In "The Reference Library" I'd read about a scheme called 'Pick-A-Book', operated by Martin Greenberg from an address in Hicksville, New York. "Write for free illustrated catalogue," they said, so I did, thoughtfully enclosing some American stamps for return postage. Good old Marty Greenberg sent a fabulous catalogue, crammed full of wonderful titles from Gnome Press, Fantasy Press, and Avalon. "Any three titles for $4.00," was the offer, which was just too good to refuse. I selected my three books (The Seedling Stars; Earthman's Burden; and the Fantasy Press edition of Deep Space), applied for a permit, sent off the money order and waited -- this time for a couple of months -- until the parcel arrived. Success!

But, in all this activity, I'd somehow missed the plot. How on earth did I fail to notice the existence of science fiction fandom for so long? True, the BREs were pretty well eviscerated; I subsequently found that in the U.S. Astounding "The Reference Library" usually consisted of quite a long preamble before the reviews, with quite a few mentions of World Conventions, SF Times, and so on. Not so with our reprint editions, where the book review column was obviously looked upon as expendable, boilerplate to be trimmed to size, with almost all references to SF fan activities ruthlessly expunged.

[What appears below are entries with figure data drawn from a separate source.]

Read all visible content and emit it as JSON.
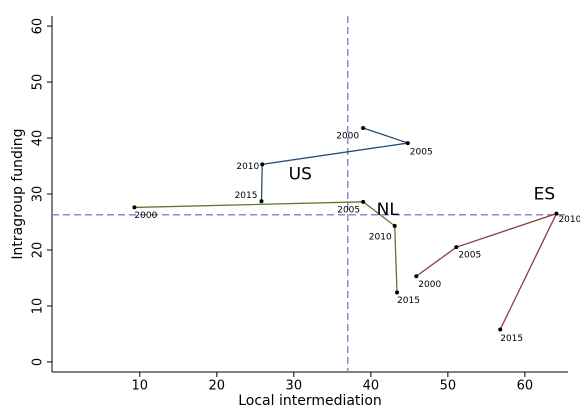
{
  "chart_data": {
    "type": "connected-scatter",
    "xlabel": "Local intermediation",
    "ylabel": "Intragroup funding",
    "xlim": [
      -1.4,
      65.6
    ],
    "ylim": [
      -1.8,
      61.8
    ],
    "xticks": [
      10,
      20,
      30,
      40,
      50,
      60
    ],
    "yticks": [
      0,
      10,
      20,
      30,
      40,
      50,
      60
    ],
    "xref": 37,
    "yref": 26.3,
    "ref_color": "#8a8ac8",
    "series": [
      {
        "name": "US",
        "color": "#2b4f73",
        "labels": [
          "2000",
          "2005",
          "2010",
          "2015"
        ],
        "x": [
          39,
          44.8,
          25.9,
          25.8
        ],
        "values": [
          41.8,
          39.1,
          35.3,
          28.7
        ]
      },
      {
        "name": "NL",
        "color": "#5b7a2c",
        "labels": [
          "2000",
          "2005",
          "2010",
          "2015"
        ],
        "x": [
          9.3,
          39,
          43.1,
          43.4
        ],
        "values": [
          27.6,
          28.6,
          24.3,
          12.4
        ]
      },
      {
        "name": "ES",
        "color": "#8e3b3b",
        "labels": [
          "2000",
          "2005",
          "2010",
          "2015"
        ],
        "x": [
          45.9,
          51.1,
          64.1,
          56.8
        ],
        "values": [
          15.3,
          20.5,
          26.5,
          5.8
        ]
      }
    ]
  }
}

Even so, the British Nebula did carry Walt Willis' "Fanorama" column, and I'm pretty sure it would also have run the occasional advertisement for Ken Slater's 'Fantast' dealership. How could I have failed to investigate them? By ignoring New Worlds I'd missed reference to the nascent BSFA (begun in 1958), and worst of all, I didn't know about 'Brumcon', which took place in the Imperial Hotel, in Birmingham city centre over Easter weekend, 1959!

Just think of it; while I was hanging around the market stalls, a whole convention was taking place no more than a quarter-mile away. With professional writers, like Ted Tubb, James White and Ken Bulmer, dealers, and more books and magazines than I'd ever seen in my life at that time! This was the con at which Ken Cheslin and Dave Hale got started, and subsequently began their local group in Stourbridge, not too far away from me. I could have been in there with them, in time for Inchmery fandom and Aporreta, and the golden years of Hyphen, Oopsla! and Void.

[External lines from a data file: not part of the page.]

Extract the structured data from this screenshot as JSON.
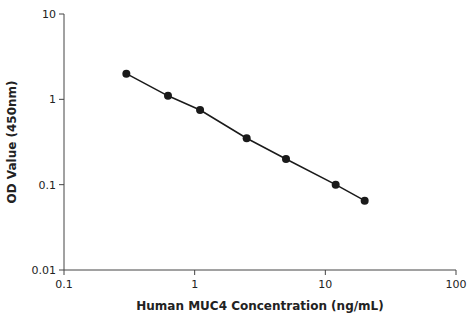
{
  "chart_data": {
    "type": "line",
    "xlabel": "Human MUC4 Concentration (ng/mL)",
    "ylabel": "OD Value (450nm)",
    "x": [
      0.3,
      0.625,
      1.1,
      2.5,
      5.0,
      12.0,
      20.0
    ],
    "values": [
      2.0,
      1.1,
      0.75,
      0.35,
      0.2,
      0.1,
      0.065
    ],
    "color": "#1a1a1a",
    "marker": "circle",
    "log": true,
    "grid": false,
    "xlim": [
      0.1,
      100
    ],
    "ylim": [
      0.01,
      10
    ],
    "xticks": [
      0.1,
      1,
      10,
      100
    ],
    "yticks": [
      0.01,
      0.1,
      1,
      10
    ]
  }
}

Instead of messing around with permits and Pick-A-Book, I could have gone straight onto Ken Slater's mailing list. I was ready for fandom, straining at the leash, but just didn't find the right door! It was not until the beginning of 1963 that I came across the famous little pink slip in one of those Rag Market acquisitions, "Are you interested in science fiction?" it began. "Join the Erdington SF Circle."

At last I had made Contact, four years late.